It's a modest metal plaque, affixed to a boulder at the Afton State Park Visitors Center, inscribed with just a few words: "Dedicated in honor of Chester S. Wilson/St. Croix Valley resident/Commissioner of conservation 1943-55."
Unpretentious as the marker is, its setting is fitting: Wilson was instrumental in helping secure the prime real estate along the St. Croix River that gave Washington County its second state park.
Beyond that, the longtime Stillwater resident's far-reaching imprint on protecting the state's air, water and environment can still be seen from the Boundary Waters Canoe Area Wilderness to state park entry stickers and even to the creation of the state Department of Natural Resources (DNR) itself.
A few years after coming home from military service in World War I, Wilson was elected county attorney. His skill and personality, though, put him on a track to public service. He worked as an assistant attorney general, with a brief break, from the mid-1920s through 1943.
It was during this tenure, in 1931, that he drafted the legislation that for the first time merged all the state's environmental agencies into one, the Department of Conservation, which eventually was renamed the DNR in 1971.
The unification of four units of state government responsible for Minnesota's dwindling natural resources — forestry, game and fish, drainage and waters, and lands and timber — culminated years of struggle, according to the DNR. The new agency traced its roots to commissions and departments set up in the late 1800s to manage state resources.
The work of those early agencies was, at best, uneven, and at worst, ineffective and fraudulent. "Previous to 1931," said an early department report, "conservation progress in Minnesota was both painfully slow and haphazard."
Wilson had no inkling what would happen a dozen years later. With World War II raging, Gov. Harold Stassen asked him to take over the agency Wilson had helped to create.
"Chet," Stassen said, according to a DNR history, "I want to appoint you commissioner of conservation."
"I'll have to think that over," Wilson replied, knowing full well the agency — then as now — is pulled by a variety of disparate interests and thrust into the middle of controversial issues. "I've got a good job now. Commissioner of conservation is the hottest job in the state government."
Wilson relented. And while he may have been a reluctant public servant, by all historic accounts he was a very effective one, serving for 12 years.
He was instrumental in drafting federal legislation that created the Superior National Forest, a delicate and complex diplomatic task that involved negotiating between the state, federal agencies, three counties, the province of Ontario and the government of Canada.
He added a provision to water permits granted to Reserve Mining Co. in 1947, holding the firm liable for any pollution it caused in Lake Superior — language that held up in a monumental federal lawsuit 30 years later, a case giving government then-unprecedented power to control corporate pollution.
In those post-Dust Bowl years, Wilson also put new emphasis on public education in soil and water conservation, crafted several important pieces of environmental legislation and served as legal counsel and consultant for a number of state and national environmental commissions and boards.

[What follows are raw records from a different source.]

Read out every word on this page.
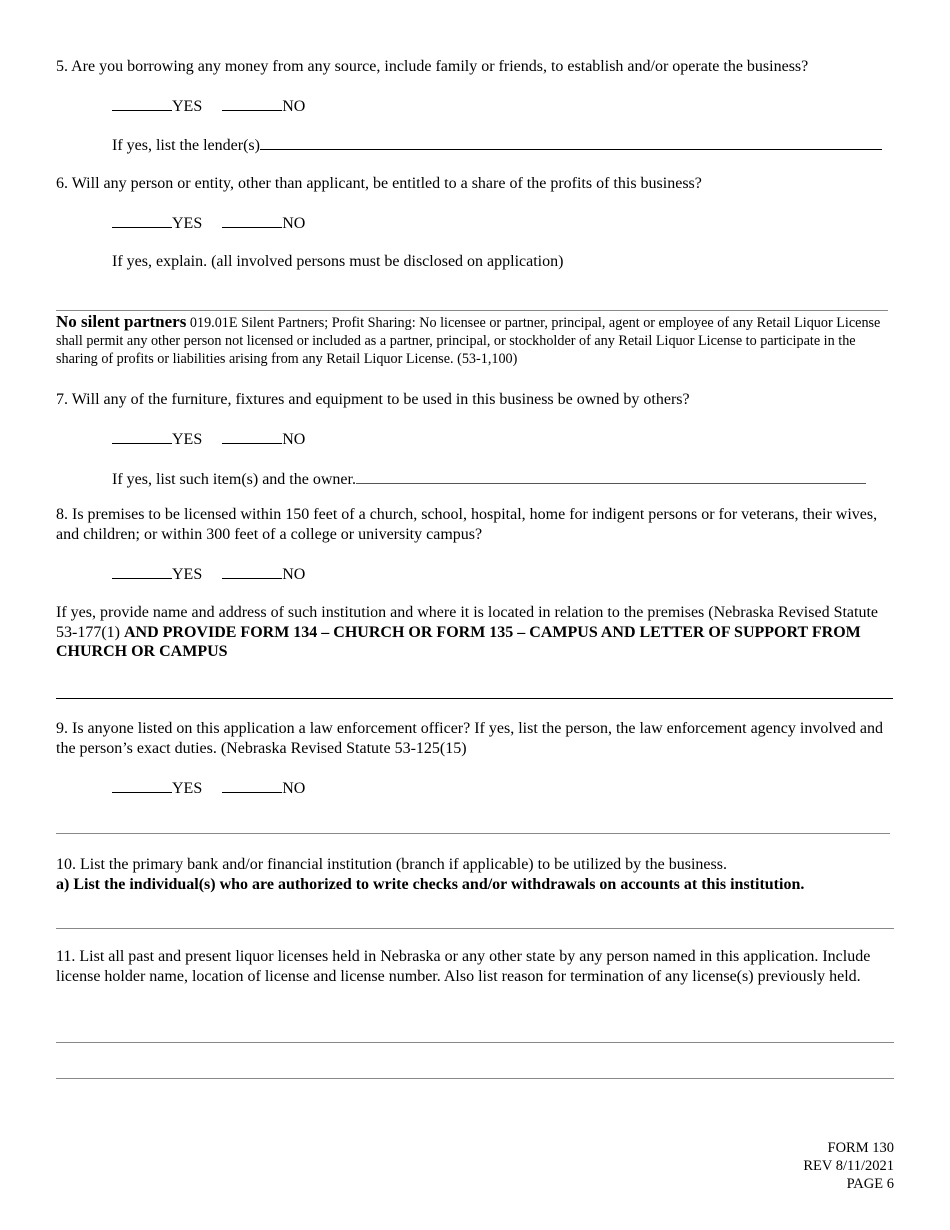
5. Are you borrowing any money from any source, include family or friends, to establish and/or operate the business?
YES	NO
If yes, list the lender(s)
6. Will any person or entity, other than applicant, be entitled to a share of the profits of this business?
YES	NO
If yes, explain. (all involved persons must be disclosed on application)
No silent partners 019.01E Silent Partners; Profit Sharing: No licensee or partner, principal, agent or employee of any Retail Liquor License shall permit any other person not licensed or included as a partner, principal, or stockholder of any Retail Liquor License to participate in the sharing of profits or liabilities arising from any Retail Liquor License. (53-1,100)
7. Will any of the furniture, fixtures and equipment to be used in this business be owned by others?
YES	NO
If yes, list such item(s) and the owner.
8. Is premises to be licensed within 150 feet of a church, school, hospital, home for indigent persons or for veterans, their wives, and children; or within 300 feet of a college or university campus?
YES	NO
If yes, provide name and address of such institution and where it is located in relation to the premises (Nebraska Revised Statute 53-177(1) AND PROVIDE FORM 134 – CHURCH OR FORM 135 – CAMPUS AND LETTER OF SUPPORT FROM CHURCH OR CAMPUS
9. Is anyone listed on this application a law enforcement officer? If yes, list the person, the law enforcement agency involved and the person’s exact duties. (Nebraska Revised Statute 53-125(15)
YES	NO
10. List the primary bank and/or financial institution (branch if applicable) to be utilized by the business.
a) List the individual(s) who are authorized to write checks and/or withdrawals on accounts at this institution.
11. List all past and present liquor licenses held in Nebraska or any other state by any person named in this application. Include license holder name, location of license and license number. Also list reason for termination of any license(s) previously held.
FORM 130
REV 8/11/2021
PAGE 6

And he was a driving force behind those state park stickers. Before the first stickers were issued in 1953, money to maintain and develop state parks was left to the whims of lawmakers. The stickers were created as a steady source of income. The first annual entry permit stickers cost $1 (they're $25 now), and the revenue they generated has allowed Minnesota's state park system to be among the best in the nation. Wilson bought the first one.
Even after returning to private law practice, Wilson remained involved in conservation-related service. In 1967, when he was a member of a presidential committee focusing on the need for urban park areas, he helped get the ball rolling to buy the prime land on bluffs along the St. Croix River that would become Afton State Park.
Wilson died in 1983 at the age of 96, having lived nearly his entire life in Stillwater, staying active in his law office well past the age most people retired.
In an interview with the Stillwater Gazette before he died, he said his first love was always the law. "I'd rather try a lawsuit than eat," he said.